À l’origine tout était Ça : Ainsi pourrait commencer l’histoire du Ça et continuer ainsi : « Là où était le Ça, doit advenir le Moi » (S.Freud) Cela consiste à mettre du conscient dans le pulsionnel. Dit en terme psychanalytique : Se relayer au Principe de Réalité puisque le Moi est du Ça modifié par l’expérience du réel.
Vous remarquerez le sérieux du propos et en comprendrez toute la portée. Nous allons revisiter le parcours effectué depuis notre enfance.
L’enfant se structure d’abord à partir de ses besoins fondamentaux, ainsi que le démontre la théorie des besoins de Maslow. Les besoins de l’enfant sont d’ordre physiologique, sécuritaire, social et d’estime de Soi et il est impératif que ces derniers soient comblés. Déjà à ce stade et de plus s’il y a carence dans ces fondements, ou ressentis comme tels, le nourrisson va naturellement mettre en œuvre une stratégie liée à ses pulsions innées. L’adulte étant la continuité de l’enfant, il paraît évident que celui-ci va donc être agi en fonction de sa nature pulsionnelle. Cette nature sexuée de l’enfant se développera de manière harmonieuse ou non mais sera en étroite corrélation avec la vision parentale et éducative. Or, c’est ici que le Ça, cet inconnu inconscient, intervient. Si la personne n’a pas pris conscience, enfant, de ses désirs ( à cause de l’injonction parentale, sociétale, éducative) mais les a soigneusement refoulés, cette personne adulte obéira à l‘énergie pulsionnelle, l’énergie du Ça. Cette énergie est une » puissance qui tend à satisfaire les besoins innés » comme l’écrivait papa Freud; elle obéit au Principe de Plaisir, besoin qui tend à la satisfaction des besoins instinctuels. L’adulte restera donc fidèle à ses pulsions archaïques qui n’auront pas été dépouillées des pulsions infantiles.

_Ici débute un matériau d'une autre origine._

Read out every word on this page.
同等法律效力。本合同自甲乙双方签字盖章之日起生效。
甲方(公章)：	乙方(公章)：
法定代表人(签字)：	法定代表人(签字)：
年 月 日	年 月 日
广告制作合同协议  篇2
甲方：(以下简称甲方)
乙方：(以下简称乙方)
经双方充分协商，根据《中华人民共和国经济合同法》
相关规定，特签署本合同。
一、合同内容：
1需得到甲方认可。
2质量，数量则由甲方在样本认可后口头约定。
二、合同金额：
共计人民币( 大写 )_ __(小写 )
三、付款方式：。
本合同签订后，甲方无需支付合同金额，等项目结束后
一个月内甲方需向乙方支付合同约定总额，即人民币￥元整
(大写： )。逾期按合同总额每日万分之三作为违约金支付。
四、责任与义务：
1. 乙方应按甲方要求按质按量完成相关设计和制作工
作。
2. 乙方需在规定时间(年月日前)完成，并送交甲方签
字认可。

Le Ça est le premier réservoir de l‘énergie pulsionnelle dans lequel le Moi puise ou emprunte une partie de son énergie. Il est aussi la réserve de l’énergie psychique. Ne vous est-il jamais arrivé de vous demander « Pourquoi j’ai dit ça? Pourquoi j’ai fait ça? » Ou encore « Mais qu’est-ce qui m’a pris d’accepter ça? » Autant de questions que l’on se pose et n’ont de réponses qu’émanant de l’inconscient, du refoulé, cette manne pour le Moi. Le Moi est seulement en partie inconscient et agit souvent à notre insu. Le Ça ne pense pas, le Ça agit. Il n’est donc pas raisonnable. Il organise la jouissance et règle le fantasme. Le Ça est rebelle à toute saisie : il est quelqu’un d’autre que nous en nous, neutre et impersonnel, agissant à notre insu, il nous fait agir et penser à notre place.

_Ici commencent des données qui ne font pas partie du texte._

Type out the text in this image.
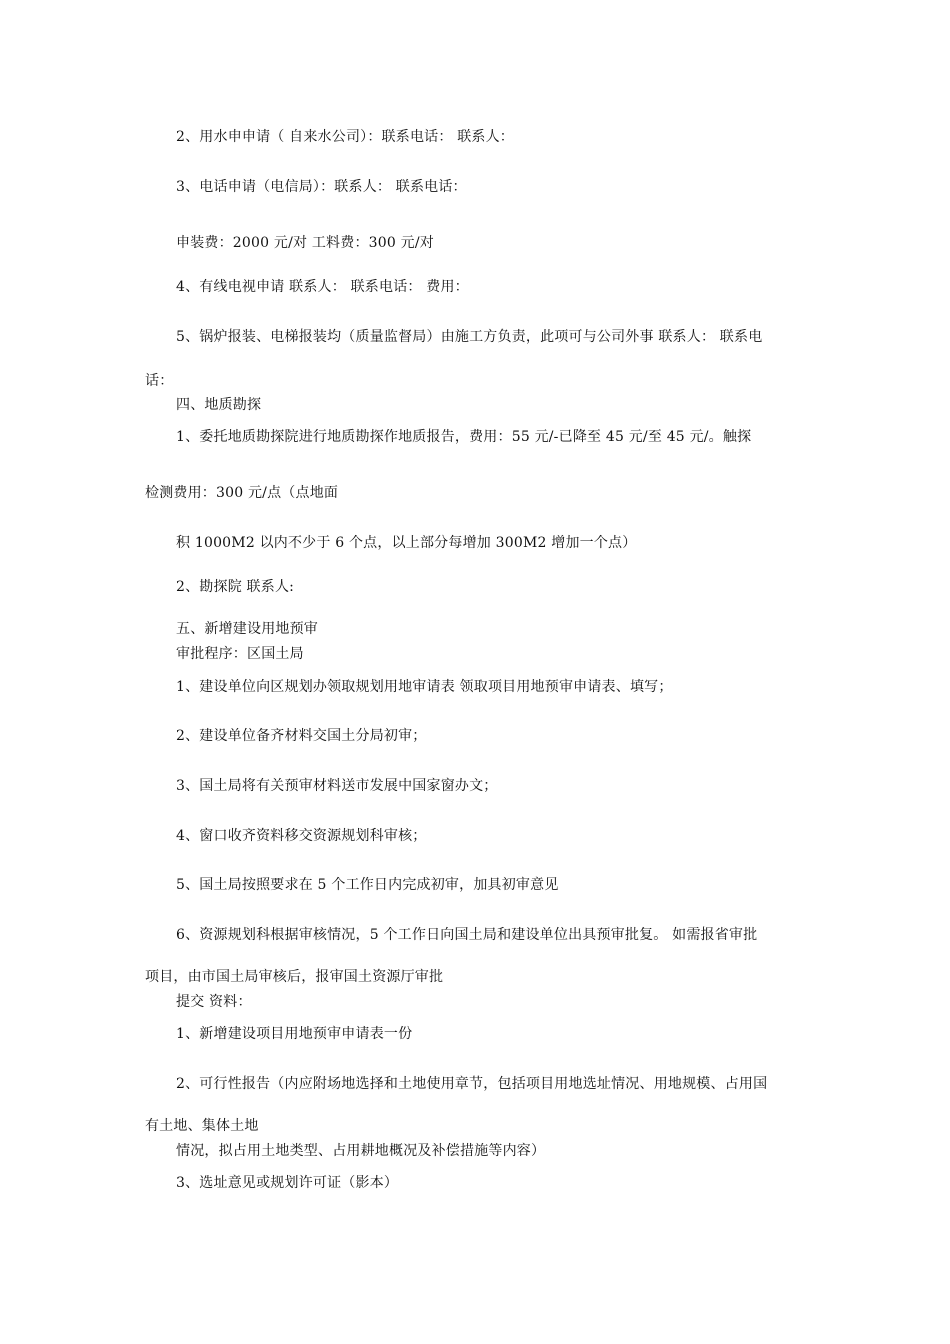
2、用水申申请（ 自来水公司）：联系电话： 联系人：
3、电话申请（电信局）：联系人： 联系电话：
申装费：2000 元/对 工料费：300 元/对
4、有线电视申请 联系人： 联系电话： 费用：
5、锅炉报装、电梯报装均（质量监督局）由施工方负责，此项可与公司外事 联系人： 联系电
话：
四、地质勘探
1、委托地质勘探院进行地质勘探作地质报告，费用：55 元/-已降至 45 元/至 45 元/。触探
检测费用：300 元/点（点地面
积 1000M2 以内不少于 6 个点，以上部分每增加 300M2 增加一个点）
2、勘探院 联系人:
五、新增建设用地预审
审批程序：区国土局
1、建设单位向区规划办领取规划用地审请表 领取项目用地预审申请表、填写；
2、建设单位备齐材料交国土分局初审；
3、国土局将有关预审材料送市发展中国家窗办文；
4、窗口收齐资料移交资源规划科审核；
5、国土局按照要求在 5 个工作日内完成初审，加具初审意见
6、资源规划科根据审核情况，5 个工作日向国土局和建设单位出具预审批复。 如需报省审批
项目，由市国土局审核后，报审国土资源厅审批
提交 资料：
1、新增建设项目用地预审申请表一份
2、可行性报告（内应附场地选择和土地使用章节，包括项目用地选址情况、用地规模、占用国
有土地、集体土地
情况，拟占用土地类型、占用耕地概况及补偿措施等内容）
3、选址意见或规划许可证（影本）
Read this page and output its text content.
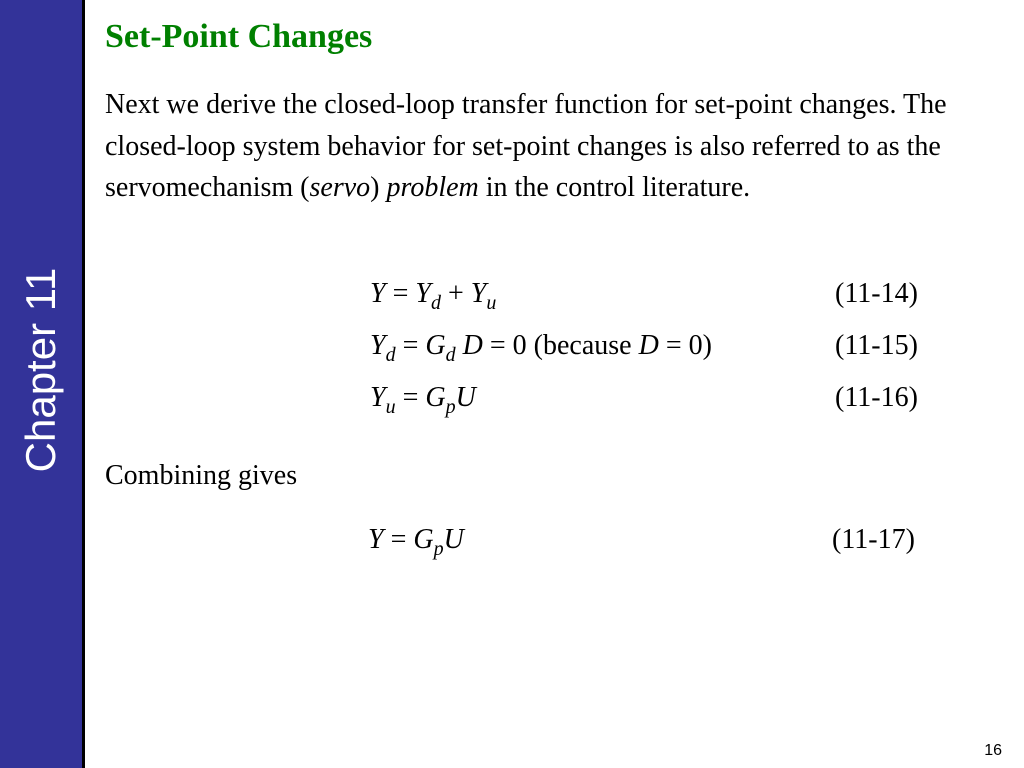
Chapter 11
Set-Point Changes
Next we derive the closed-loop transfer function for set-point changes. The closed-loop system behavior for set-point changes is also referred to as the servomechanism (servo) problem in the control literature.
$Y = Y_d + Y_u$	(11-14)
$Y_d = G_d$ D = 0 (because D = 0)	(11-15)
$Y_u = G_pU$	(11-16)
Combining gives
$Y = G_pU$	(11-17)
16
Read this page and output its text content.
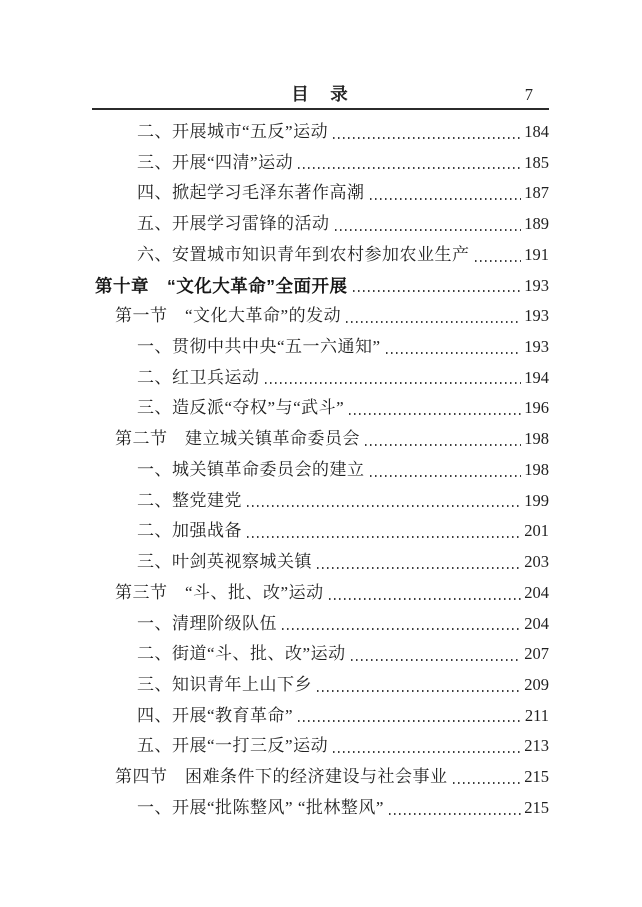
目　录	7
二、开展城市“五反”运动	184
三、开展“四清”运动	185
四、掀起学习毛泽东著作高潮	187
五、开展学习雷锋的活动	189
六、安置城市知识青年到农村参加农业生产	191
第十章　“文化大革命”全面开展	193
第一节　“文化大革命”的发动	193
一、贯彻中共中央“五一六通知”	193
二、红卫兵运动	194
三、造反派“夺权”与“武斗”	196
第二节　建立城关镇革命委员会	198
一、城关镇革命委员会的建立	198
二、整党建党	199
二、加强战备	201
三、叶剑英视察城关镇	203
第三节　“斗、批、改”运动	204
一、清理阶级队伍	204
二、街道“斗、批、改”运动	207
三、知识青年上山下乡	209
四、开展“教育革命”	211
五、开展“一打三反”运动	213
第四节　困难条件下的经济建设与社会事业	215
一、开展“批陈整风” “批林整风”	215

Ce mécanisme pulsionnel et non discipliné nous permet aisément de comprendre le comportement amoureux de chaque individu. Ce comportement est étroitement lié à la nature intrinsèque de la sexualité et à la manière dont a été vécue la résolution des pulsions dans l’enfance. L’énergie du Ça gronde dans la personne si, dans la relation amoureuse, celle-ci reste fixée à l’exigence de l’enfant qui, n’ayant pas acquis une autonomie affective, ne saura pas canaliser ses pulsions primitives. L’énergie du ça, va donc forcer le barrage de l’inconscient et se transformer en énergie agressive, caractéristique d’un comportement sexuel uniquement basé sur la recherche de satisfaction.
Un excédent d’agressivité sexuelle fait d’un amoureux un meurtrier sadique; une diminution notable de cette même agressivité le rend timide ou impuissant. Ainsi disait Sigmund, le Père de la psychanalyse.
Dans les jours prochains je continuerai à vous entretenir du Ça. Et des dégâts que celui-ci peut engendrer dans le quotidien. Pour aujourd’hui ça suffit!


mars 24th, 2009 - 13 h 08 min
et la suite du ça alors ? c’est que ça pulse en moi……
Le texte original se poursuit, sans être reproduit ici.